Dates: October 9-10, 2016
Location: Brittania Beach, BC
Distance: ~38 km (2400 m elevation gain)
Time: Easy Weekend
Photos: Brittany, except when she is the subject
Thanksgiving weekend was forecast to be pretty bleak in terms of weather, but once it came around it seemed the rain would be contained to Saturday, leaving Sunday to Monday open for a weekend-length trip. At the end of August I heard about a BCMC hut that was new to me and surprisingly close – less than an hour’s drive from home in the mountains above Furry Creek and Brittania Beach. This hut, the Mountain Lake Hut, was built in 1970 but doesn’t seem to be an especially popular destination lately. This is likely due to the access being 10 km+ of logging roads followed by some very bushy trail before gaining the alpine. The gate at the very bottom is locked (the BCMC has a key but they claim it is reserved for official BCMC trips only) meaning a long hiking slog or a pretty quick bike trip. Obviously we chose the latter option. After sizing up various small 4×4 trucks last winter, I’ve come to realize that mountain bikes open up a lot of the same terrain a truck would at a similar speed (though with a tad more effort).

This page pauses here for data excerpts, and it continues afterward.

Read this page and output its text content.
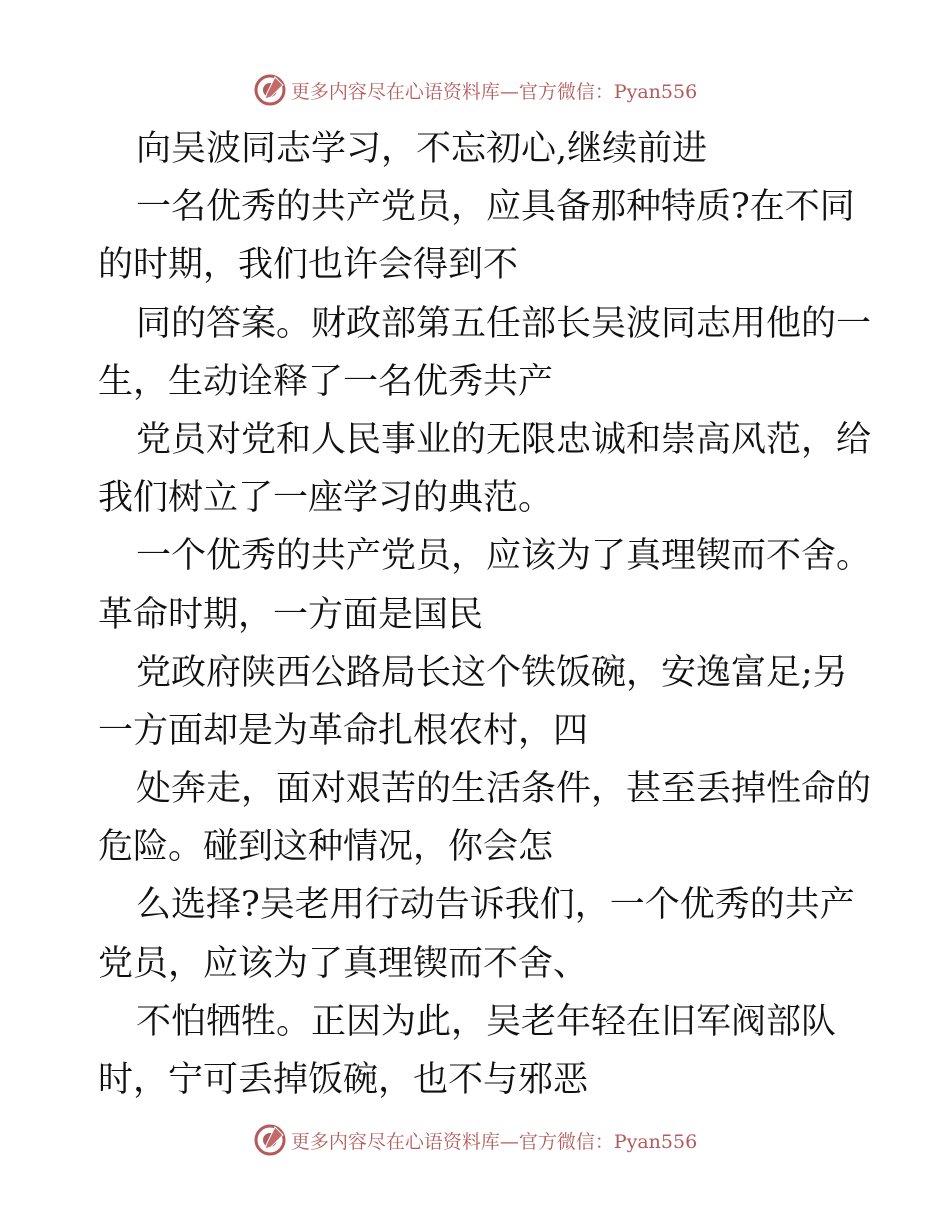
更多内容尽在心语资料库—官方微信：Pyan556
向吴波同志学习，不忘初心,继续前进
一名优秀的共产党员，应具备那种特质?在不同
的时期，我们也许会得到不
同的答案。财政部第五任部长吴波同志用他的一
生，生动诠释了一名优秀共产
党员对党和人民事业的无限忠诚和崇高风范，给
我们树立了一座学习的典范。
一个优秀的共产党员，应该为了真理锲而不舍。
革命时期，一方面是国民
党政府陕西公路局长这个铁饭碗，安逸富足;另
一方面却是为革命扎根农村，四
处奔走，面对艰苦的生活条件，甚至丢掉性命的
危险。碰到这种情况，你会怎
么选择?吴老用行动告诉我们，一个优秀的共产
党员，应该为了真理锲而不舍、
不怕牺牲。正因为此，吴老年轻在旧军阀部队
时，宁可丢掉饭碗，也不与邪恶
更多内容尽在心语资料库—官方微信：Pyan556
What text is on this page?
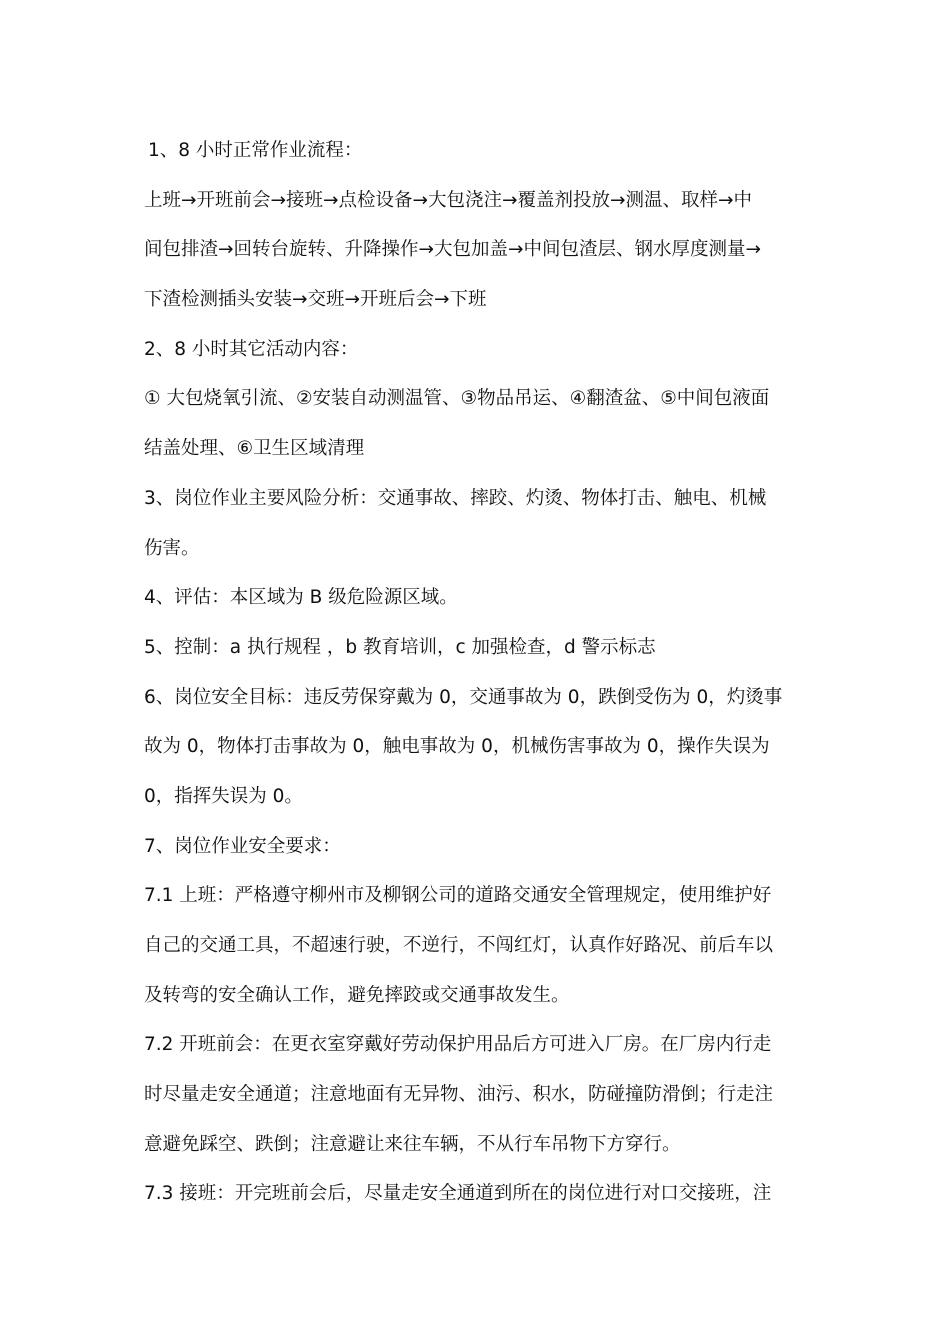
1、8 小时正常作业流程：
上班→开班前会→接班→点检设备→大包浇注→覆盖剂投放→测温、取样→中
间包排渣→回转台旋转、升降操作→大包加盖→中间包渣层、钢水厚度测量→
下渣检测插头安装→交班→开班后会→下班
2、8 小时其它活动内容：
① 大包烧氧引流、②安装自动测温管、③物品吊运、④翻渣盆、⑤中间包液面
结盖处理、⑥卫生区域清理
3、岗位作业主要风险分析：交通事故、摔跤、灼烫、物体打击、触电、机械
伤害。
4、评估：本区域为 B 级危险源区域。
5、控制：a 执行规程 ，b 教育培训，c 加强检查，d 警示标志
6、岗位安全目标：违反劳保穿戴为 0，交通事故为 0，跌倒受伤为 0，灼烫事
故为 0，物体打击事故为 0，触电事故为 0，机械伤害事故为 0，操作失误为
0，指挥失误为 0。
7、岗位作业安全要求：
7.1 上班：严格遵守柳州市及柳钢公司的道路交通安全管理规定，使用维护好
自己的交通工具，不超速行驶，不逆行，不闯红灯，认真作好路况、前后车以
及转弯的安全确认工作，避免摔跤或交通事故发生。
7.2 开班前会：在更衣室穿戴好劳动保护用品后方可进入厂房。在厂房内行走
时尽量走安全通道；注意地面有无异物、油污、积水，防碰撞防滑倒；行走注
意避免踩空、跌倒；注意避让来往车辆，不从行车吊物下方穿行。
7.3 接班：开完班前会后，尽量走安全通道到所在的岗位进行对口交接班，注
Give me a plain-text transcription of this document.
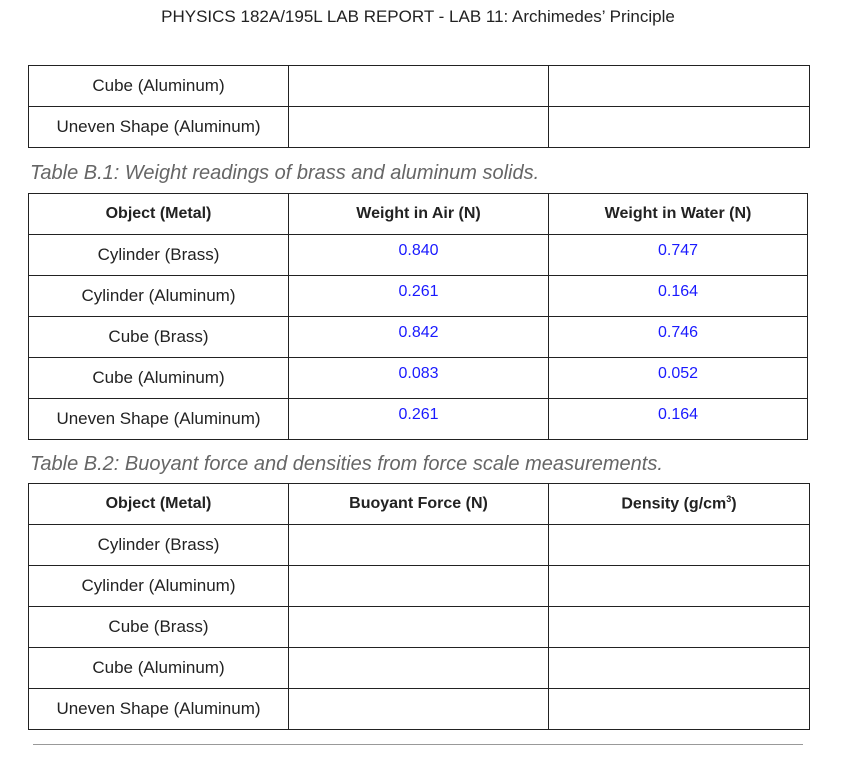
PHYSICS 182A/195L LAB REPORT - LAB 11: Archimedes’ Principle
Cube (Aluminum)		
Uneven Shape (Aluminum)		
Table B.1: Weight readings of brass and aluminum solids.
Object (Metal)	Weight in Air (N)	Weight in Water (N)
Cylinder (Brass)	0.840	0.747
Cylinder (Aluminum)	0.261	0.164
Cube (Brass)	0.842	0.746
Cube (Aluminum)	0.083	0.052
Uneven Shape (Aluminum)	0.261	0.164
Table B.2: Buoyant force and densities from force scale measurements.
Object (Metal)	Buoyant Force (N)	Density $(g/cm^3)$
Cylinder (Brass)		
Cylinder (Aluminum)		
Cube (Brass)		
Cube (Aluminum)		
Uneven Shape (Aluminum)		
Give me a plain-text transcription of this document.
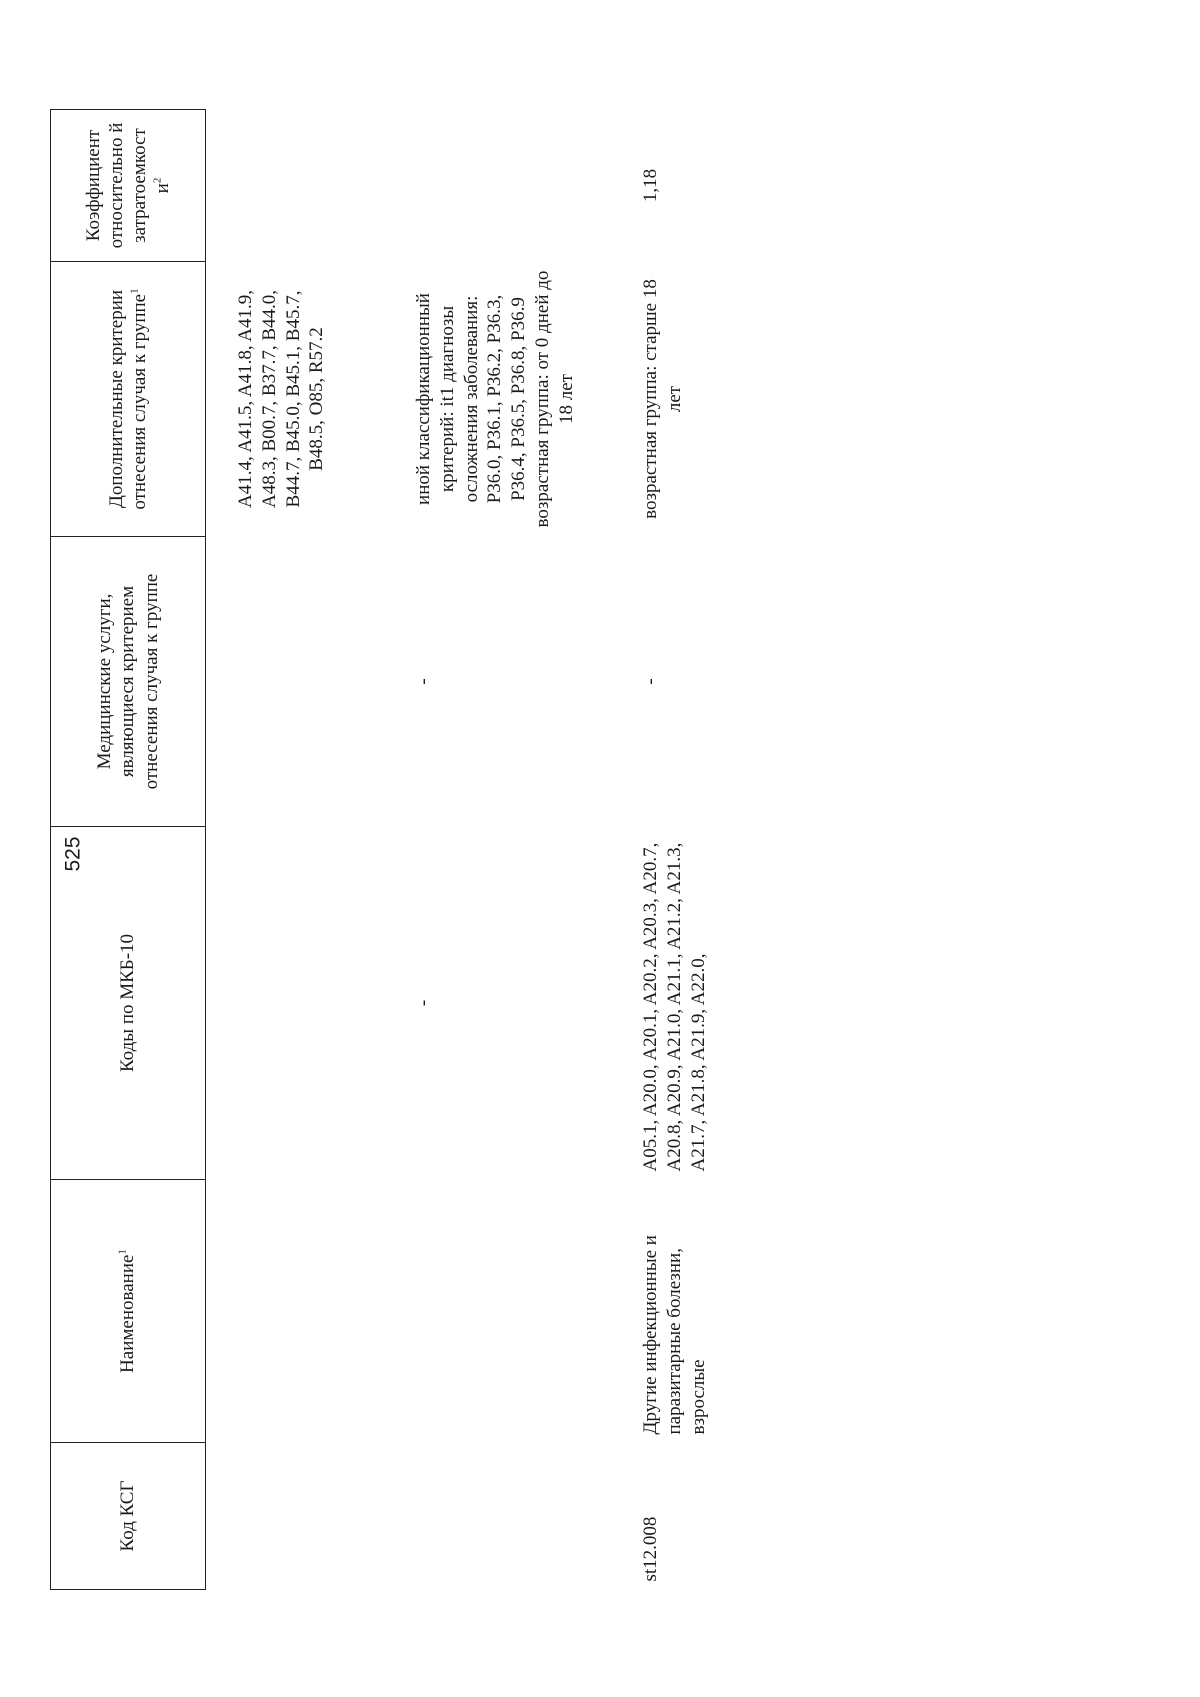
525
Код КСГ	Наименование$^1$	Коды по МКБ-10	Медицинские услуги, являющиеся критерием отнесения случая к группе	Дополнительные критерии отнесения случая к группе$^1$	Коэффициент относительно й затратоемкост $и^2$
				A41.4, A41.5, A41.8, A41.9, A48.3, B00.7, B37.7, B44.0, B44.7, B45.0, B45.1, B45.7, B48.5, O85, R57.2	
		-	-	иной классификационный критерий: it1 диагнозы осложнения заболевания: P36.0, P36.1, P36.2, P36.3, P36.4, P36.5, P36.8, P36.9 возрастная группа: от 0 дней до 18 лет	
st12.008	Другие инфекционные и паразитарные болезни, взрослые	A05.1, A20.0, A20.1, A20.2, A20.3, A20.7, A20.8, A20.9, A21.0, A21.1, A21.2, A21.3, A21.7, A21.8, A21.9, A22.0,	-	возрастная группа: старше 18 лет	1,18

We left Vancouver around 10:30 am and parked at the locked gate on the east side of the highway just after the long hill north of Furry Creek. We cycled up the road, making pretty good time until I confidently led us across the wrong creek crossing by taking a spur on the right of the Furry Creek FSR. This spur is about 10.3 km from the highway and starts heading down a short hill before a deep creek crossing. Stay left here and cycle another ~500 meters until a different creek crossing. There’s no point in bringing bikes any further due to the imminent bushwhacking. Note that these distances are a little different than those listed in other resources but they are correct here when measuring from the yellow gate at the highway. The other sites may have been measuring from the red gate at the start of the Furry Creek FSR.
The trail is well-marked by various colours of flagging tape, but very overgrown. We were soaked by the time we reached the alpine simply from brushing up against the trees that were still dripping from the previous day’s storm. Once the alpine is reached, rock cairns lead through several alpine bowls before descending a little under 100 m to the hut.
We were lucky enough to have the place to ourselves so we stacked up the foamies (6 thick foamies live in the hut) for a plush night and watched the sunset while cooking dinner. There are a lot of scrambleable peaks in the vicinity but we were happy enough to just wander in the alpine without bagging any summits. Some that are available to be snagged are Sky Pilot, Ben Lomond, Bagpipe Peak, Ledge Mountain, and Sheer Mountain. There are also two old dams and apparently an old mine shaft. There was definitely evidence of the mining past of this area with numerous rusty shovel and pickax heads leaning against the hut and an old tin cup and plate.
We plan on returning next summer with a small crew to get in some scrambling in a great setting near the city but be warned, the hut logbook reports terrible bugs until late in the year!